In ogni caso, la comparsa dei sintomi specifici dopo la fase di latenza coincide pressoché sempre con un esito infausto della patologia, che porta alla morte in tempi variabili, salvo pochissimi casi isolati di remissione[2].

 

Esiste un vaccino, creato da Louis Pasteur, che può essere somministrato prima di un'infezione, a scopo profilattico, o dopo una sospetta inoculazione del virus, a scopo terapeutico con dosi ripetute ai giorni 1, 3, 7, 14, 28, 90 dal morso.
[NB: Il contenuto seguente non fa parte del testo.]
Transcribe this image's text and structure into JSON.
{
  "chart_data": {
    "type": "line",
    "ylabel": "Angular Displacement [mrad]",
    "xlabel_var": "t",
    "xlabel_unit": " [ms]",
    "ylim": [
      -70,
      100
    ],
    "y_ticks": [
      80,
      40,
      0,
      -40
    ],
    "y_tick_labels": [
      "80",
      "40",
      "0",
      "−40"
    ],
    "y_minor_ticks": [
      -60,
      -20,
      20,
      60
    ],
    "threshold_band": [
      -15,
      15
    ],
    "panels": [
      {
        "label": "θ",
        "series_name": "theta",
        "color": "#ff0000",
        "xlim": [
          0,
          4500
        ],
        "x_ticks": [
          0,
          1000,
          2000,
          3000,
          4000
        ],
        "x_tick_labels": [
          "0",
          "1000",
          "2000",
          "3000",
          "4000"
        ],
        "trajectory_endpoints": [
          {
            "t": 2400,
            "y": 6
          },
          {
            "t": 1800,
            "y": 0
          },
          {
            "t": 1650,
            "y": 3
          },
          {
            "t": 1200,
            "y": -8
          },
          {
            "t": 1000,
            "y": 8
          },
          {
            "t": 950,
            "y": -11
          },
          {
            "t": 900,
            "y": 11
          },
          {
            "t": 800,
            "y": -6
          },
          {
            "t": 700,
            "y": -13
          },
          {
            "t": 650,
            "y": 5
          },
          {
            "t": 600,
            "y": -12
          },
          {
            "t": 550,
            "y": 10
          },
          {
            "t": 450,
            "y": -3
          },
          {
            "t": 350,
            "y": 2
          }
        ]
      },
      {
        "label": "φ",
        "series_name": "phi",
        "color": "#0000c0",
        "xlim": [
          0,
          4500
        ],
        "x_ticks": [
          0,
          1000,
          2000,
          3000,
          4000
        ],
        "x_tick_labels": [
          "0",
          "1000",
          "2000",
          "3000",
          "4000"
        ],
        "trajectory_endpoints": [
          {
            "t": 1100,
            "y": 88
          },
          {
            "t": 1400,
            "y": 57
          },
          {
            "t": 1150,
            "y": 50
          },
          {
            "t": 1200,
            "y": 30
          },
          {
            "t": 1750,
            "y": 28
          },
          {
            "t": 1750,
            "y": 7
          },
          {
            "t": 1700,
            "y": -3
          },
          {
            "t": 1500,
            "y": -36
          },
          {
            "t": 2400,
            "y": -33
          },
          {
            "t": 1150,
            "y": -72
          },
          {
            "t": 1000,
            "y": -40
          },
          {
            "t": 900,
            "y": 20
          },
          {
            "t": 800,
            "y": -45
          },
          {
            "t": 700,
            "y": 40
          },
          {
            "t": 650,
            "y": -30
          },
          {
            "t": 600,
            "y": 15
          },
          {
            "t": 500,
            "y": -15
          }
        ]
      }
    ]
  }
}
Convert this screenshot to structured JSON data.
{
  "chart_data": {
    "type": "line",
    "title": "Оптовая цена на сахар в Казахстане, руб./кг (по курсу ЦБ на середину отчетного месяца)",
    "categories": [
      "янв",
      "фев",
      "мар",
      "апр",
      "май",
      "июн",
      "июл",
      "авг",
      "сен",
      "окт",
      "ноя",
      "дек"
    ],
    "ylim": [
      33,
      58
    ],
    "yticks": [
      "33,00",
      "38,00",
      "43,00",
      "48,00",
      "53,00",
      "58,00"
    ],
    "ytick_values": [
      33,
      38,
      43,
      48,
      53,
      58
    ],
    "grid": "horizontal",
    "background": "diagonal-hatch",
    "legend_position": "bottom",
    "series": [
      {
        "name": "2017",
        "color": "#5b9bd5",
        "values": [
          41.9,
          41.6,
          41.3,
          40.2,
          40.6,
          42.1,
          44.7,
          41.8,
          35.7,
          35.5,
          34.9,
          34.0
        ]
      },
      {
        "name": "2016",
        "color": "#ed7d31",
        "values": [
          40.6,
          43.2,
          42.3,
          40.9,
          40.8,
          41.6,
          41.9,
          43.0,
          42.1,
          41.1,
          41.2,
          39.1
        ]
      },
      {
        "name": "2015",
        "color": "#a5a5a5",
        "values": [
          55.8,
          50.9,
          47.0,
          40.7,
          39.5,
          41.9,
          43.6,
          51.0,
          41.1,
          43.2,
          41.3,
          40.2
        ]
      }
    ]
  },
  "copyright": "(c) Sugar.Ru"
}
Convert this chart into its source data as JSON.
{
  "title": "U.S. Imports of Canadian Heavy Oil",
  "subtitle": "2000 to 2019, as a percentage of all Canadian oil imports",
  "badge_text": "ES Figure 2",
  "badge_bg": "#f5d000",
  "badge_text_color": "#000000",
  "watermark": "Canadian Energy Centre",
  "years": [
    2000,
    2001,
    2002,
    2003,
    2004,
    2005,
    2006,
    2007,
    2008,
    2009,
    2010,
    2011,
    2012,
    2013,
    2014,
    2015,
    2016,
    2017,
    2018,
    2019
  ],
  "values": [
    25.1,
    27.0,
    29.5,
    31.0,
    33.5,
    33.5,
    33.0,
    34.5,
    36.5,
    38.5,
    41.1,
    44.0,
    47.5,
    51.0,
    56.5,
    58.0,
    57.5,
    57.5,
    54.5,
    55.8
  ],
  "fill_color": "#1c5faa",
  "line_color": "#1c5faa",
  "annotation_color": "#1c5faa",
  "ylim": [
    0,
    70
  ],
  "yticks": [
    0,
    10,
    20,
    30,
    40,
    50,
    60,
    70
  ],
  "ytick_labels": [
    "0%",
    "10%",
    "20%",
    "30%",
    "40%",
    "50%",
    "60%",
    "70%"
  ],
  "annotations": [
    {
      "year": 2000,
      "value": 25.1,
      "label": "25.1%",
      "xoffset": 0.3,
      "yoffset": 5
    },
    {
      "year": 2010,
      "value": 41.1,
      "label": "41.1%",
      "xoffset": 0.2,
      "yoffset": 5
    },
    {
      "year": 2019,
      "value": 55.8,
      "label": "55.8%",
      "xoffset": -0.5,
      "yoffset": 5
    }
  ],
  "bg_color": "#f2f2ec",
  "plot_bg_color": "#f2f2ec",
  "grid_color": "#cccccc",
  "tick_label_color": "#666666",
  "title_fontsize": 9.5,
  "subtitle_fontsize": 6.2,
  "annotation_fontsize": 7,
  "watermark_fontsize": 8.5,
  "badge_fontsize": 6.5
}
In questo caso si associa anche la somministrazione di γ-globuline iperimmuni prelevate da pazienti già vaccinati particolarmente importante in caso di morso vicino al sistema nervoso centrale (ad esempio in faccia) dove il virus rischia di infettare il SNC prima dell'avvenuto sviluppo dell'immunità vaccinale.

 

All'insorgenza dei sintomi neurologici non è disponibile alcuna terapia efficace. Sono stati tuttavia segnalati alcuni casi di apparente guarigione seguendo un protocollo sperimentale (Milwaukee Protocol) che prevede il coma indotto tramite somministrazione di ketamina, midazolam e fenobarbital, allo scopo di sedare l'attivà cerebrale, e un cocktail di farmaci antivirali (ribavirina eamantadina) per stimolare gli anticorpi. Il principio di questo protocollo è di "scollegare" il corpo dal cervello per dare al sistema immunitario un tempo sufficiente a combattere la malattia prima che questa causi danni neurologici irreversibili.

 

I regolamenti per la profilassi e la gestione della rabbia sono contenuti in Italia nel D.P.R. 08/02/1954 n. 320 (artt. 83-92).